Department of Radiation Oncology, The James Cancer Hospital at the Ohio State University Wexner Medical Center, Columbus, Ohio, USA.
Department of Neurosurgery, The James Cancer Hospital at the Ohio State University Wexner Medical Center, Columbus, Ohio, USA.
Neurosurgery. 2021 Apr 15;88(5):1021-1027. doi: 10.1093/neuros/nyaa587.
Spine surgery is indicated for select patients with mechanical instability, pain, and/or malignant epidural spinal cord compression, with or without neurological compromise. Stereotactic body radiotherapy (SBRT) is an option for durable local control (LC) for metastatic spine disease.
To determine factors associated with LC and progression-free survival (PFS) for patients receiving postoperative stereotactic spine radiosurgery.
We analyzed consecutive patients from 2013 to 2019 treated with surgical intervention followed by SBRT. Surgical interventions included laminectomy and vertebrectomy. SBRT included patients treated with 1 to 5 fractions of radiosurgery. We analyzed LC, PFS, overall survival (OS), and toxicity. Univariate and multivariate analyses were performed.

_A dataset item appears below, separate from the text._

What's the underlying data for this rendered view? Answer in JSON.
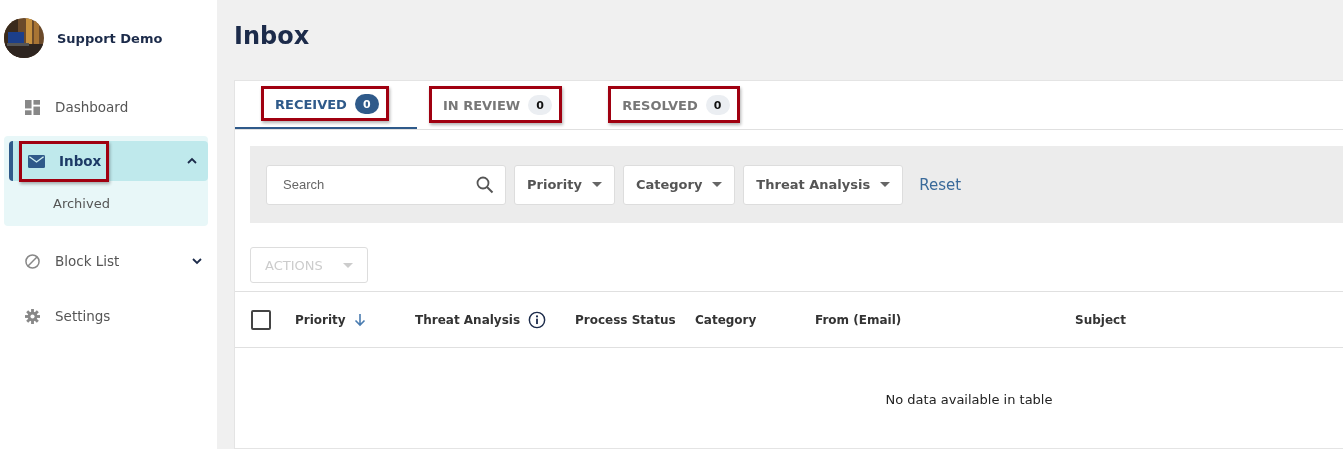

A total of 63 patients were treated with a median follow-up of 12.5 mo. Approximately 75% of patients underwent vertebrectomy and 25% underwent laminectomy. One-year cumulative incidence of local failure was 19%. LC was significantly improved for patients receiving radiosurgery ≤40 d from surgery compared to that for patients receiving radiosurgery ≥40 d from surgery, 94% vs 75%, respectively, at 1 yr (P = .03). Patients who received preoperative embolization had improved LC with 1-yr LC of 88% vs 76% for those who did not receive preoperative embolization (P = .037). Significant predictors for LC on multivariate analysis were time from surgery to radiosurgery, higher radiotherapy dose, and preoperative embolization. The 1-yr PFS and OS was 56% and 60%, respectively.

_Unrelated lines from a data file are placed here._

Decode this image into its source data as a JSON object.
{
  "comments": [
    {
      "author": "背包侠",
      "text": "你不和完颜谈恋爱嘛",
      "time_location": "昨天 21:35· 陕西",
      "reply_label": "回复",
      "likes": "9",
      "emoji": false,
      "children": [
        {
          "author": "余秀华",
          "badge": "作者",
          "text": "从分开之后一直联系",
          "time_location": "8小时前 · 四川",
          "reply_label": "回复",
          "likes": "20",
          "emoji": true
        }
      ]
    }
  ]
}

Postoperative radiosurgery has excellent and durable LC for spine metastasis. An important consideration when planning postoperative radiosurgery is minimizing delay from surgery to radiosurgery. Preoperative embolization and higher radiotherapy dose were associated with improved LC warranting further study.

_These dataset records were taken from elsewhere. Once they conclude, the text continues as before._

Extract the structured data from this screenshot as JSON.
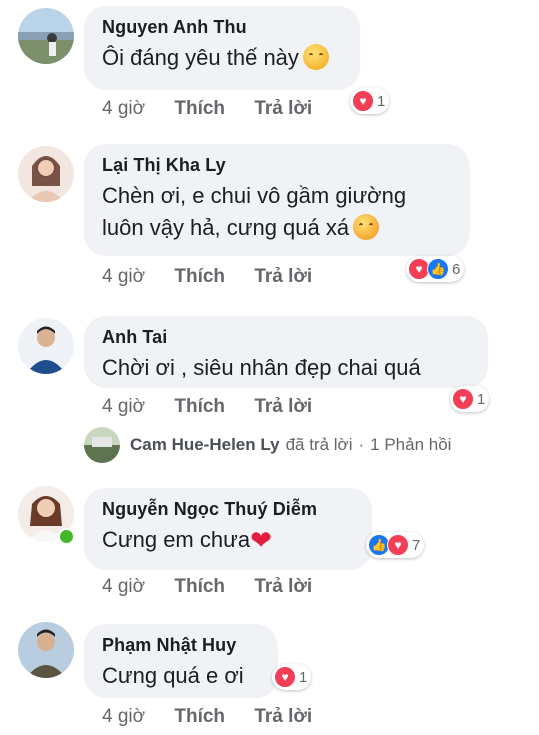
{
  "comments": [
    {
      "name": "Nguyen Anh Thu",
      "text": "Ôi đáng yêu thế này",
      "time": "4 giờ",
      "like": "Thích",
      "reply": "Trả lời",
      "reaction_count": "1"
    },
    {
      "name": "Lại Thị Kha Ly",
      "text_line1": "Chèn ơi, e chui vô gầm giường",
      "text_line2": "luôn vậy hả, cưng quá xá",
      "time": "4 giờ",
      "like": "Thích",
      "reply": "Trả lời",
      "reaction_count": "6"
    },
    {
      "name": "Anh Tai",
      "text": "Chời ơi , siêu nhân đẹp chai quá",
      "time": "4 giờ",
      "like": "Thích",
      "reply": "Trả lời",
      "reaction_count": "1"
    },
    {
      "name": "Nguyễn Ngọc Thuý Diễm",
      "text": "Cưng em chưa",
      "time": "4 giờ",
      "like": "Thích",
      "reply": "Trả lời",
      "reaction_count": "7"
    },
    {
      "name": "Phạm Nhật Huy",
      "text": "Cưng quá e ơi",
      "time": "4 giờ",
      "like": "Thích",
      "reply": "Trả lời",
      "reaction_count": "1"
    }
  ],
  "reply_thread": {
    "name": "Cam Hue-Helen Ly",
    "action": "đã trả lời",
    "separator": "·",
    "count": "1 Phản hồi"
  },
  "icons": {
    "love": "heart-icon",
    "like": "thumbs-up-icon"
  },
  "colors": {
    "bubble": "#f0f2f5",
    "love": "#f33e58",
    "like": "#1877f2",
    "online": "#42b72a"
  }
}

脊柱手术适用于有机械性不稳定、疼痛和/或恶性硬膜外脊髓压迫的特定患者,无论是否存在神经功能障碍。立体定向体部放射治疗(SBRT)是治疗转移性脊柱疾病的持久局部控制(LC)的一种选择。
确定接受术后立体定向脊柱放射外科治疗的患者 LC 和无进展生存期(PFS)的相关因素。
我们分析了 2013 年至 2019 年连续接受手术干预后行 SBRT 治疗的患者。手术干预包括椎板切除术和椎体切除术。SBRT 包括接受 1 至 5 次分次放射外科治疗的患者。我们分析了 LC、PFS、总生存期(OS)和毒性。进行了单变量和多变量分析。
共有 63 例患者接受治疗,中位随访时间为 12.5 个月。约 75%的患者行椎体切除术,25%的患者行椎板切除术。1 年局部失败的累积发生率为 19%。与术后≥40 d 接受放射外科治疗的患者相比,术后≤40 d 接受放射外科治疗的患者 LC 显著提高,1 年时分别为 94%和 75%(P=0.03)。接受术前栓塞治疗的患者 LC 更好,1 年 LC 为 88%,而未接受术前栓塞治疗的患者为 76%(P=0.037)。多变量分析中 LC 的显著预测因素是手术至放射外科治疗的时间、更高的放射治疗剂量和术前栓塞。1 年的 PFS 和 OS 分别为 56%和 60%。
术后放射外科治疗脊柱转移瘤具有极好和持久的 LC。计划术后放射外科治疗时的一个重要考虑因素是尽量减少手术至放射外科治疗的延迟。术前栓塞和更高的放射治疗剂量与改善的 LC 相关,值得进一步研究。